There has been a significant surge in the integration of language models (LMs) into mainstream applications within the fields of software engineering and programming. Large Language Models LLMs, including recent models such as Code Llama, GPT-3.5, and GPT-4 (OpenAI, 2023), have demonstrated notable effectiveness in various code-related tasks.
These tasks span code completion, program repair, debugging, test case generation, and code optimization. Code language models are commonly evaluated using benchmarks like HumanEval and MBPP, testing their ability to generate code snippets from natural language. While these benchmarks cover basic code generation tasks, there is a lack of benchmarks assessing other crucial dimensions, such as code understanding and execution.
Motivated by this objective, this paper by Meta AI introduces a novel benchmark named CRUXEval (Code Reasoning, Understanding, and eXecution Evaluation), featuring two tasks: – (1) CRUXEval-O for gauging code execution outcomes and (2) CRUXEval-I for evaluating code reasoning and understanding.
As shown above, CRUXEval focuses on assessing code language models’ competence in understanding the execution behavior of simple Python programs. While these models are not intended to replace interpreters for complex problems, CRUXEval ensures simplicity (maximum 13 lines, no complex arithmetic), making them solvable by a university-level CS graduate without excessive memory requirements.
At a broad level, the construction of their benchmark involves several key steps.
Initially, they employ Code Llama 34B to generate an extensive set of functions and corresponding inputs. The resulting outputs are derived by executing these functions on the provided inputs.
They filter the set, focusing on short problems with minimal computation and memory requirements—issues that proficient human programmers should be capable of solving within a minute without additional memory.
Finally, they randomly select 800 samples that pass the filtering criteria, ensuring the benchmark is sufficiently compact for easy execution while being large enough to detect performance variations across various models. This methodology is chosen because, although creating examples where robust models like GPT-4 completely fail is challenging manually, there is observed frequent failure on random yet reasonable programs by these powerful models.
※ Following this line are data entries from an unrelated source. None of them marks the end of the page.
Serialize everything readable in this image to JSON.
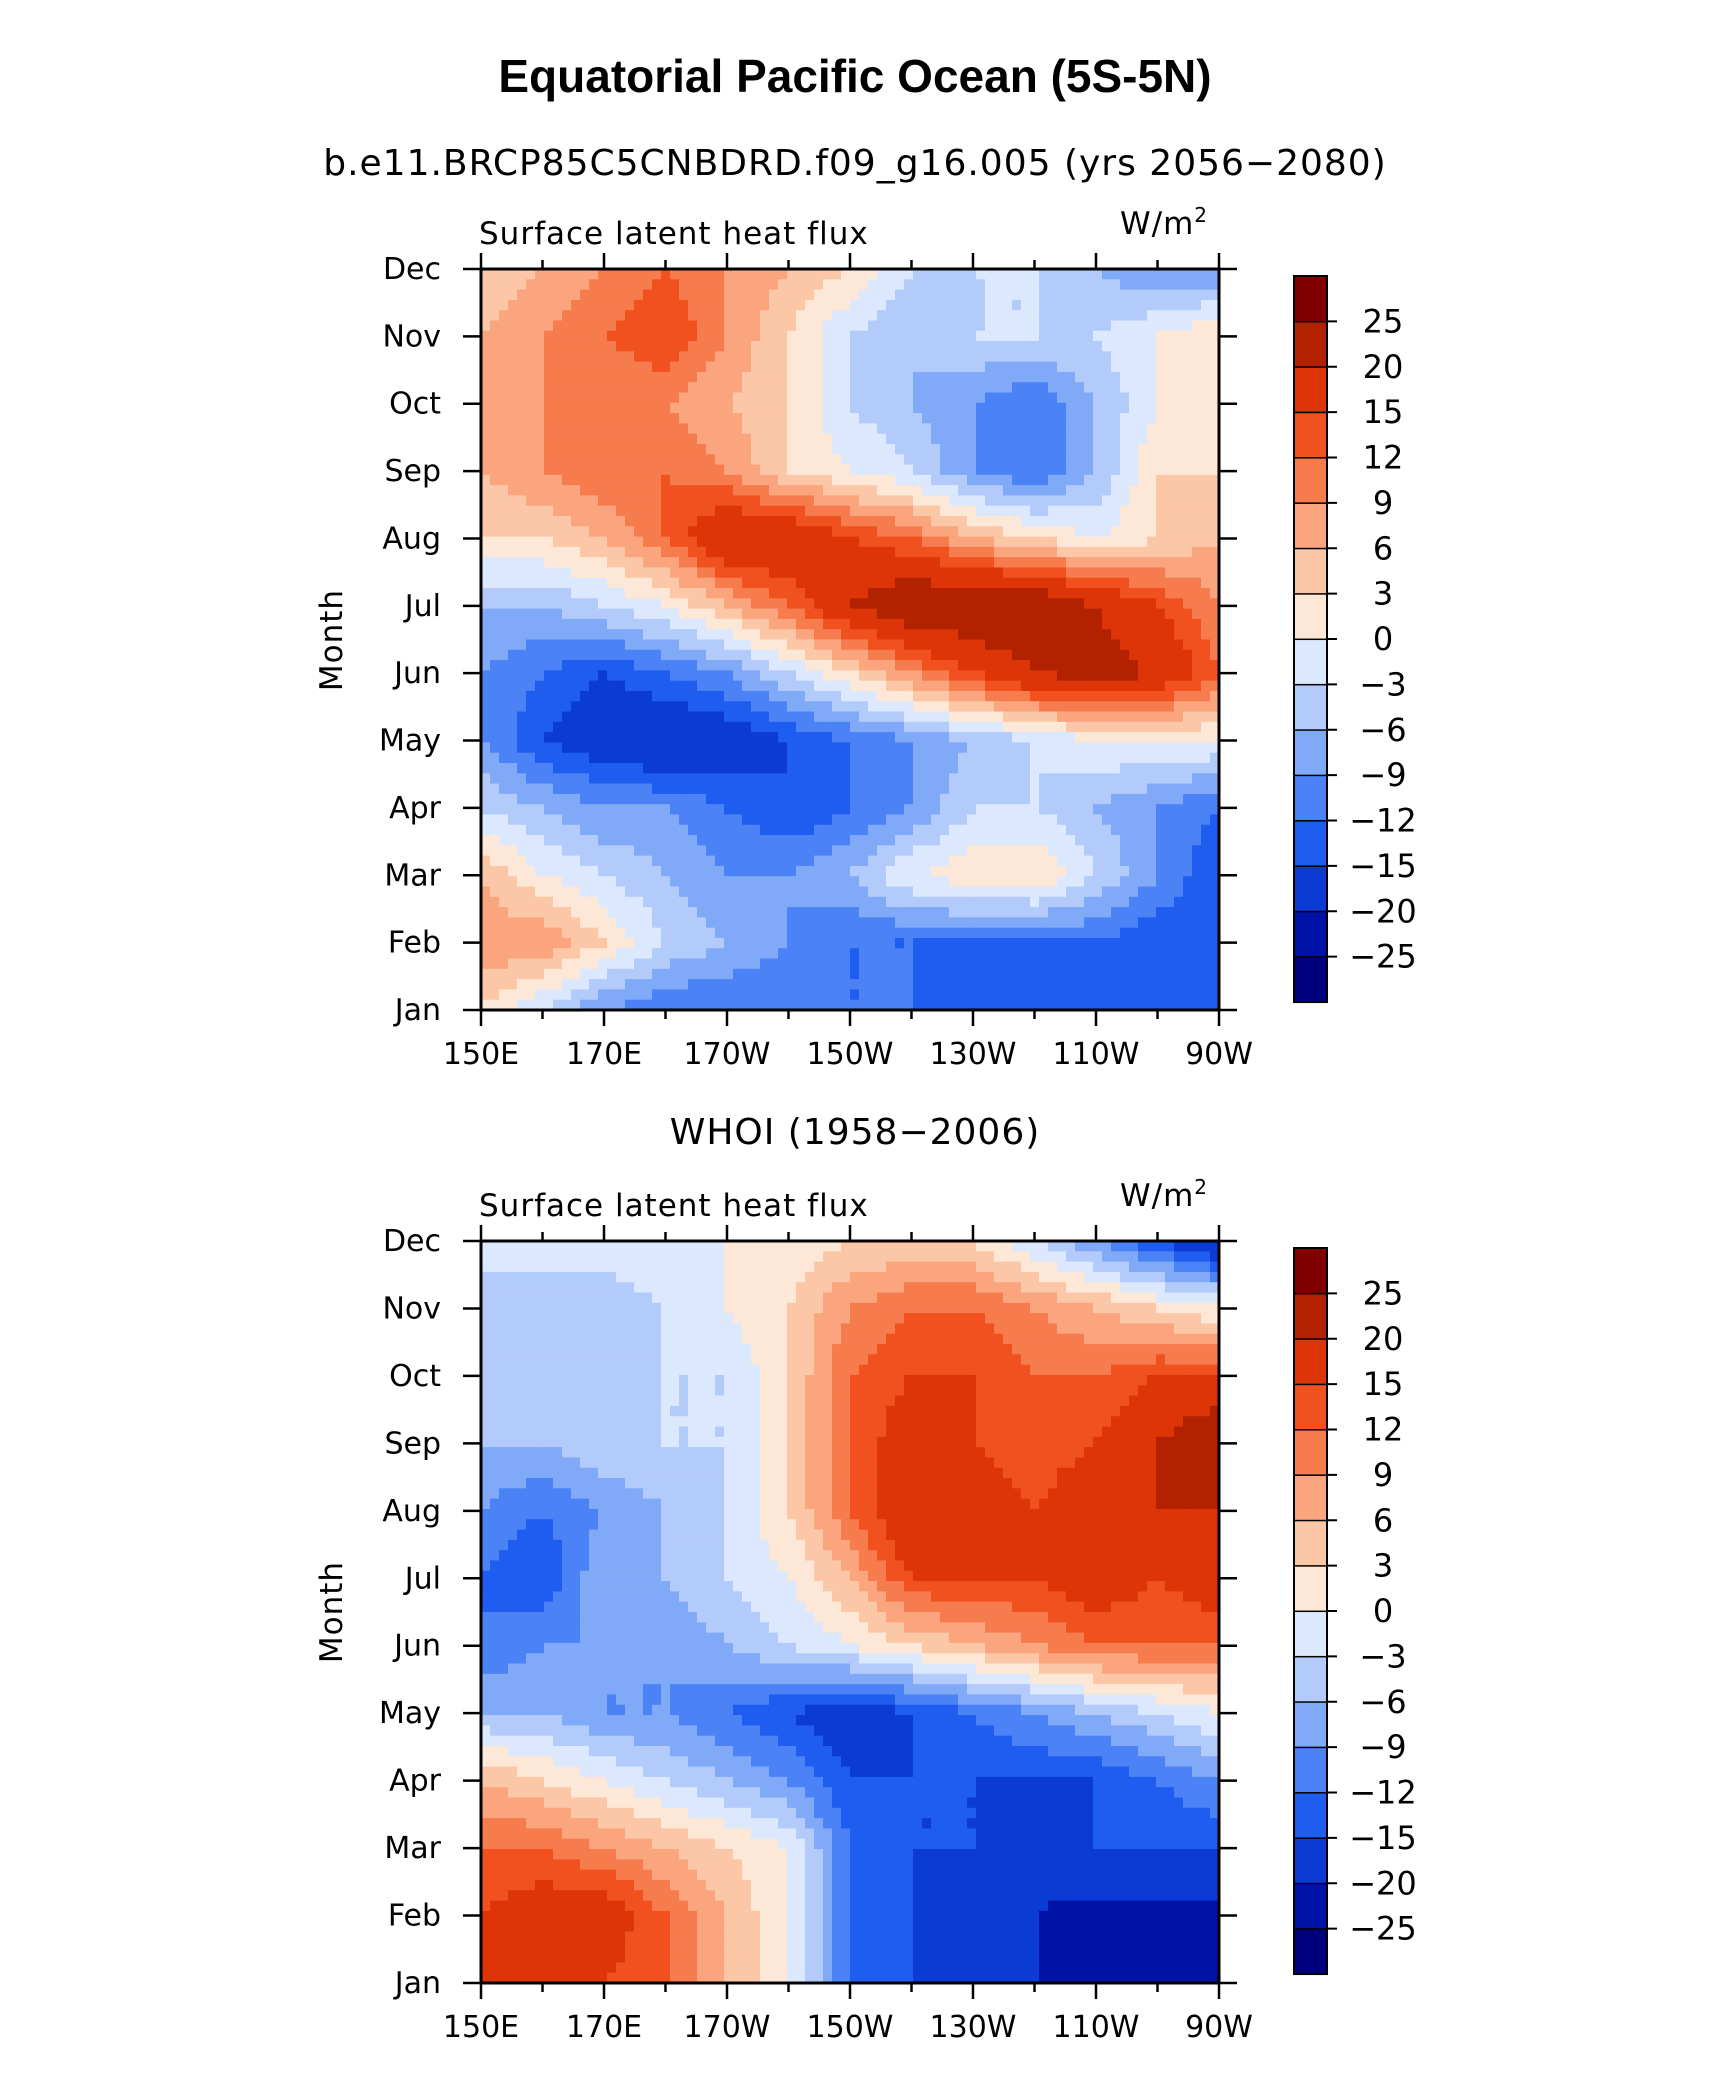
{
  "figure": {
    "title": "Equatorial Pacific Ocean (5S-5N)",
    "colorbar_colors": [
      "#00007f",
      "#0013a6",
      "#0b3ad5",
      "#1f5cf0",
      "#4b82f5",
      "#80a9f7",
      "#b3cbfa",
      "#dbe8fd",
      "#fde8d7",
      "#fcc7a6",
      "#fba57e",
      "#f77c4d",
      "#f1511f",
      "#dd3508",
      "#b22200",
      "#800000"
    ]
  },
  "chart_data": [
    {
      "type": "heatmap",
      "subtitle": "b.e11.BRCP85C5CNBDRD.f09_g16.005 (yrs 2056−2080)",
      "left_label": "Surface latent heat flux",
      "units_label": "W/m",
      "units_sup": "2",
      "ylabel": "Month",
      "x_ticks": [
        "150E",
        "170E",
        "170W",
        "150W",
        "130W",
        "110W",
        "90W"
      ],
      "x_values": [
        150,
        170,
        190,
        210,
        230,
        250,
        270
      ],
      "xlim": [
        150,
        270
      ],
      "y_ticks": [
        "Jan",
        "Feb",
        "Mar",
        "Apr",
        "May",
        "Jun",
        "Jul",
        "Aug",
        "Sep",
        "Oct",
        "Nov",
        "Dec"
      ],
      "y_values": [
        1,
        2,
        3,
        4,
        5,
        6,
        7,
        8,
        9,
        10,
        11,
        12
      ],
      "ylim": [
        1,
        12
      ],
      "colorbar_labels": [
        "25",
        "20",
        "15",
        "12",
        "9",
        "6",
        "3",
        "0",
        "−3",
        "−6",
        "−9",
        "−12",
        "−15",
        "−20",
        "−25"
      ],
      "levels": [
        -25,
        -20,
        -15,
        -12,
        -9,
        -6,
        -3,
        0,
        3,
        6,
        9,
        12,
        15,
        20,
        25
      ],
      "grid_x": [
        150,
        160,
        170,
        180,
        190,
        200,
        210,
        220,
        230,
        240,
        250,
        260,
        270
      ],
      "grid_y": [
        1,
        2,
        3,
        4,
        5,
        6,
        7,
        8,
        9,
        10,
        11,
        12
      ],
      "values": [
        [
          3,
          -3,
          -9,
          -12,
          -12,
          -12,
          -12,
          -12,
          -15,
          -15,
          -15,
          -15,
          -15
        ],
        [
          8,
          9,
          3,
          -3,
          -6,
          -9,
          -12,
          -12,
          -12,
          -12,
          -12,
          -15,
          -12
        ],
        [
          6,
          0,
          -3,
          -6,
          -9,
          -9,
          -6,
          0,
          2,
          3,
          -3,
          -9,
          -15
        ],
        [
          -3,
          -6,
          -9,
          -9,
          -12,
          -15,
          -12,
          -9,
          -3,
          -3,
          -6,
          -9,
          -12
        ],
        [
          -9,
          -15,
          -18,
          -20,
          -18,
          -15,
          -12,
          -9,
          -6,
          -3,
          0,
          0,
          0
        ],
        [
          -9,
          -12,
          -15,
          -12,
          -9,
          -3,
          3,
          9,
          15,
          20,
          22,
          20,
          12
        ],
        [
          -6,
          -6,
          -3,
          0,
          6,
          12,
          20,
          25,
          25,
          25,
          20,
          15,
          9
        ],
        [
          3,
          3,
          6,
          12,
          20,
          20,
          15,
          12,
          6,
          3,
          0,
          3,
          6
        ],
        [
          6,
          9,
          12,
          12,
          9,
          3,
          0,
          -3,
          -9,
          -12,
          -6,
          3,
          3
        ],
        [
          6,
          9,
          9,
          9,
          6,
          3,
          -3,
          -6,
          -9,
          -12,
          -6,
          0,
          3
        ],
        [
          6,
          9,
          12,
          15,
          9,
          3,
          -3,
          -6,
          -3,
          -3,
          -3,
          0,
          3
        ],
        [
          3,
          6,
          9,
          12,
          9,
          6,
          3,
          -3,
          -3,
          -3,
          -6,
          -9,
          -9
        ]
      ]
    },
    {
      "type": "heatmap",
      "subtitle": "WHOI (1958−2006)",
      "left_label": "Surface latent heat flux",
      "units_label": "W/m",
      "units_sup": "2",
      "ylabel": "Month",
      "x_ticks": [
        "150E",
        "170E",
        "170W",
        "150W",
        "130W",
        "110W",
        "90W"
      ],
      "x_values": [
        150,
        170,
        190,
        210,
        230,
        250,
        270
      ],
      "xlim": [
        150,
        270
      ],
      "y_ticks": [
        "Jan",
        "Feb",
        "Mar",
        "Apr",
        "May",
        "Jun",
        "Jul",
        "Aug",
        "Sep",
        "Oct",
        "Nov",
        "Dec"
      ],
      "y_values": [
        1,
        2,
        3,
        4,
        5,
        6,
        7,
        8,
        9,
        10,
        11,
        12
      ],
      "ylim": [
        1,
        12
      ],
      "colorbar_labels": [
        "25",
        "20",
        "15",
        "12",
        "9",
        "6",
        "3",
        "0",
        "−3",
        "−6",
        "−9",
        "−12",
        "−15",
        "−20",
        "−25"
      ],
      "levels": [
        -25,
        -20,
        -15,
        -12,
        -9,
        -6,
        -3,
        0,
        3,
        6,
        9,
        12,
        15,
        20,
        25
      ],
      "grid_x": [
        150,
        160,
        170,
        180,
        190,
        200,
        210,
        220,
        230,
        240,
        250,
        260,
        270
      ],
      "grid_y": [
        1,
        2,
        3,
        4,
        5,
        6,
        7,
        8,
        9,
        10,
        11,
        12
      ],
      "values": [
        [
          15,
          15,
          15,
          12,
          6,
          0,
          -12,
          -15,
          -20,
          -20,
          -20,
          -25,
          -25
        ],
        [
          15,
          18,
          18,
          12,
          6,
          0,
          -12,
          -15,
          -18,
          -20,
          -22,
          -22,
          -22
        ],
        [
          12,
          12,
          9,
          6,
          3,
          0,
          -12,
          -15,
          -15,
          -18,
          -15,
          -15,
          -15
        ],
        [
          6,
          3,
          0,
          -3,
          -6,
          -9,
          -15,
          -15,
          -15,
          -15,
          -15,
          -12,
          -9
        ],
        [
          -6,
          -6,
          -9,
          -9,
          -12,
          -15,
          -18,
          -15,
          -12,
          -9,
          -6,
          -3,
          0
        ],
        [
          -12,
          -9,
          -9,
          -9,
          -6,
          -3,
          0,
          3,
          6,
          9,
          12,
          12,
          12
        ],
        [
          -12,
          -15,
          -6,
          -6,
          -3,
          0,
          6,
          15,
          15,
          15,
          18,
          15,
          18
        ],
        [
          -9,
          -12,
          -9,
          -6,
          -3,
          3,
          12,
          20,
          18,
          15,
          20,
          20,
          20
        ],
        [
          -6,
          -6,
          -3,
          -3,
          -3,
          3,
          12,
          18,
          15,
          12,
          15,
          20,
          25
        ],
        [
          -3,
          -3,
          -6,
          -3,
          -3,
          3,
          12,
          15,
          15,
          12,
          12,
          15,
          15
        ],
        [
          -3,
          -6,
          -6,
          -3,
          0,
          3,
          9,
          12,
          12,
          9,
          6,
          3,
          0
        ],
        [
          -3,
          0,
          0,
          0,
          0,
          0,
          3,
          3,
          3,
          -3,
          -9,
          -15,
          -20
        ]
      ]
    }
  ]
}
Researchers observed a selection of models on CRUXEval like StarCoder, WizardCoder, Code Llama, etc. The findings observed that the best setup, GPT-4 with chain of thought (CoT), achieves a pass@1 of 75% and 81% on input and output prediction, respectively. In contrast, Code Llama 34B achieves a pass@1 of 50% and 46% on input and output prediction, highlighting the gap between open and closed source models. After fine-tuning on samples very similar to those in our benchmark, Code Llama 34B could match the performance of GPT-4 on both input and output prediction.
The fact that models like Phi, WizardCoder, and Phind outperformed Code Llama in HumanEval but not in CRUXEval underscores the need for a deeper investigation into the effectiveness of fine-tuning with data from more powerful models. Furthermore, the question of whether fine-tuning on execution information can enhance code generation abilities remains an intriguing aspect. As a prospect for future research, this benchmark provides a solid starting point for exploring the code reasoning capabilities of language models!